Books toppled to the floor. A vase full of dried flowers fell and shattered on the ground.

White light snapped around Iseabail’s wrists and ankles, lashing her to the bookcase.

The band of energy that whipped around the witch’s throat dug into her skin and cinched tight.

“I . . . was . . .” Iseabail gasped. “Wasn’t . . .”

“Shut your mouth,” Lorreth snapped.

Iseabail’s eyes found mine, beseeching. “You’re . . . just going to . . . stand there? You’re not the . . . ethical, high and . . . mighty hero you pr . . . pretend to be around . . . your mate.”

Hero? I wanted to laugh. Gods, how I wanted to.

I’d never heard anything more ridiculous in all my life.

“I don’t pretend to be anything,” I told her.

“Saeris makes me kinder than I should be.

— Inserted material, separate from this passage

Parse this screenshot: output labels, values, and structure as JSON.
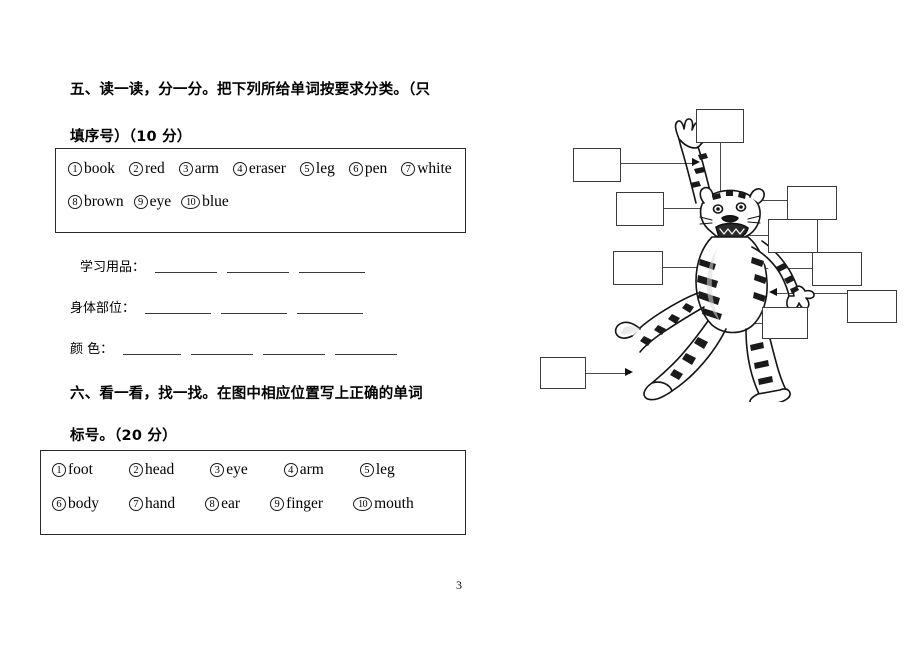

Do not misjudge me. I would do all manner of unconscionable things in the pursuit of her safety. I’d take my friends and my mate to another realm and let this one burn if I thought for one second that it was what she wanted.

I’ve given everything I have to protect the people of Yvelia, and they spit on me and bay for my head because of it.

I’m about to lose my home to this godscursed rot.

I have no love left for this place, and I have very little good left in me.

I’m afraid if you’re hoping for a hero, you’ll have to look somewhere else. ”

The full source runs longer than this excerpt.